Kyle J. M. Bishop1, Rafal Klajn2, and Bartosz A. Grzybowski2. (1) Dept of Chemical and Biological Engineering, Northwestern University, 2145 Sheridan Rd/TechE136, Evanston, IL 60208, (2) Chemical Engineering, Northwestern University, 2145 Sheridan Rd/TechE136, Evanston, IL 60208

Organic syntheses reported in the literature between 1700 and 2004 are analyzed at the simplified level of a connected network. Using mathematical tools from network theory and statistical physics, I demonstrate that there exist a small set of strongly connected, chemically diverse substances (the “core”) from which the majority of other known organic compounds (the “periphery”) can be made in three or less synthetic steps. The core thus represents the backbone of all organic syntheses and contains synthetically important molecules.

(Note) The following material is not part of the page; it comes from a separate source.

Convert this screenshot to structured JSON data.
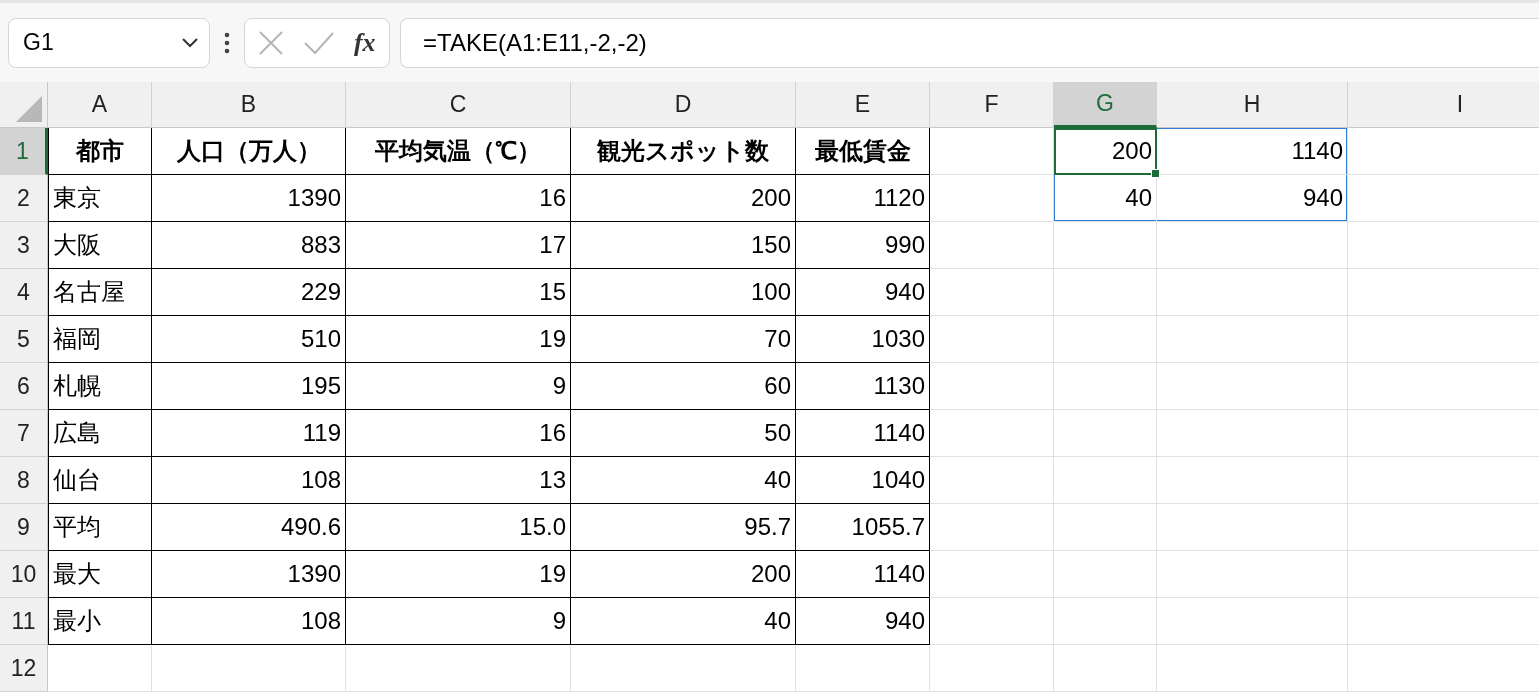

Furthermore, knowledge of the core combined with Monte Carlo (MC) search algorithms allows identification of most useful chemicals from which maximal number of other substances can be made. Aside from purely scientific interest, these most-useful compound collections should be of practical value to specialty chemicals companies, which could use them to optimize product selection and cater to the most diverse group of chemical customers. It is also discussed how the analysis of compounds not connected to the core or periphery (i.e., the islands) can help identify challenging synthetic targets.